Making the announcement in February, federal Finance Minister Jim Flaherty said the new rules are meant to “help prevent Canadian households from getting overextended” and “have some stabilizing effect on the housing market.”
As well, the Bank of Canada earlier this month became the first Group of Seven central bank to raise interest rates, hiking its benchmark rate to 0.5% from a record low of 0.25%.
And the benchmark five-year, fixed rate for mortgages among Canada’s major banks has risen to 5.99% from 5.25% since late March, after several upward and downward adjustments.
“An accompanying decline in new listings and housing starts means these changes are also affecting the supply side, which will keep the market balanced and Canadian home prices stable,” said CREA president Georges Pahud.
CREA said the decline in May in comparison to April sales was a “departure from the normal seasonal pattern” and proof that people who might have purchased in May pushed their decision ahead by a month because of the mortgage rules and the rising-rate environment.
Still, the national average price of homes rose 8.5% in May from a year earlier, the agency said, but well below double-digit gains over the past year. The year-overyear price gains in April and March were 12.2% and 17.6%, respectively.
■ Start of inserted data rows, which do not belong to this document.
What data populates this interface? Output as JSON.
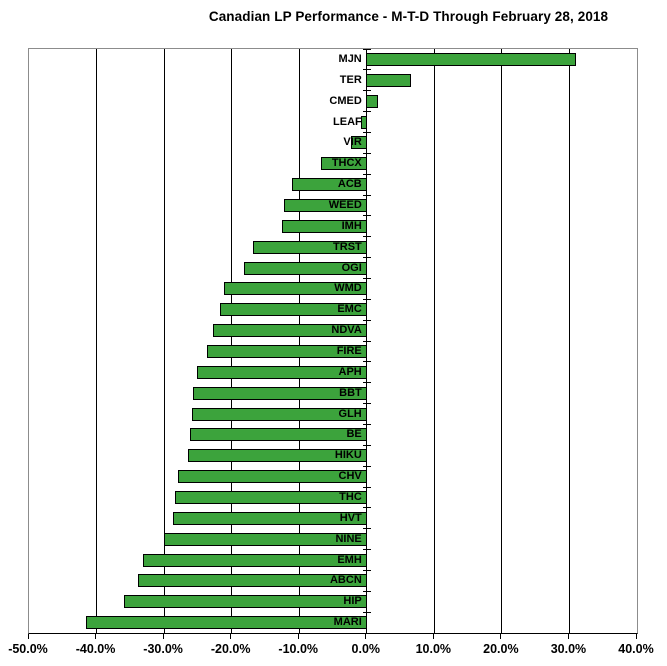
{
  "title": "Canadian LP Performance -  M-T-D Through February 28, 2018",
  "chart_data": {
    "type": "bar",
    "orientation": "horizontal",
    "title": "Canadian LP Performance -  M-T-D Through February 28, 2018",
    "categories": [
      "MJN",
      "TER",
      "CMED",
      "LEAF",
      "VIR",
      "THCX",
      "ACB",
      "WEED",
      "IMH",
      "TRST",
      "OGI",
      "WMD",
      "EMC",
      "NDVA",
      "FIRE",
      "APH",
      "BBT",
      "GLH",
      "BE",
      "HIKU",
      "CHV",
      "THC",
      "HVT",
      "NINE",
      "EMH",
      "ABCN",
      "HIP",
      "MARI"
    ],
    "values": [
      31.0,
      6.6,
      1.7,
      -0.8,
      -2.4,
      -6.8,
      -11.1,
      -12.2,
      -12.6,
      -16.8,
      -18.2,
      -21.2,
      -21.8,
      -22.7,
      -23.6,
      -25.2,
      -25.7,
      -25.9,
      -26.2,
      -26.5,
      -27.9,
      -28.4,
      -28.7,
      -30.0,
      -33.1,
      -33.9,
      -35.9,
      -41.5
    ],
    "value_unit": "percent",
    "xlabel": "",
    "ylabel": "",
    "xlim": [
      -50,
      40
    ],
    "x_tick_step": 10,
    "x_tick_labels": [
      "-50.0%",
      "-40.0%",
      "-30.0%",
      "-20.0%",
      "-10.0%",
      "0.0%",
      "10.0%",
      "20.0%",
      "30.0%",
      "40.0%"
    ],
    "grid": true,
    "legend": false,
    "bar_color": "#3ca33c",
    "bar_border_color": "#000000",
    "plot_border_color": "#8c8c8c",
    "gridline_color": "#000000"
  }
}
“Of course, next to no one will complain about some cooling in prices from the unsustainable trends of late last year and in early 2010,” said Mr. Porter. “Prices are widely expected to simmer down notably in the second half of the year.”
In the coming months, Porter said he expects the housing market to “brake harder, although the ongoing revival in employment will likely keep [it] … from veering onto the shoulder.”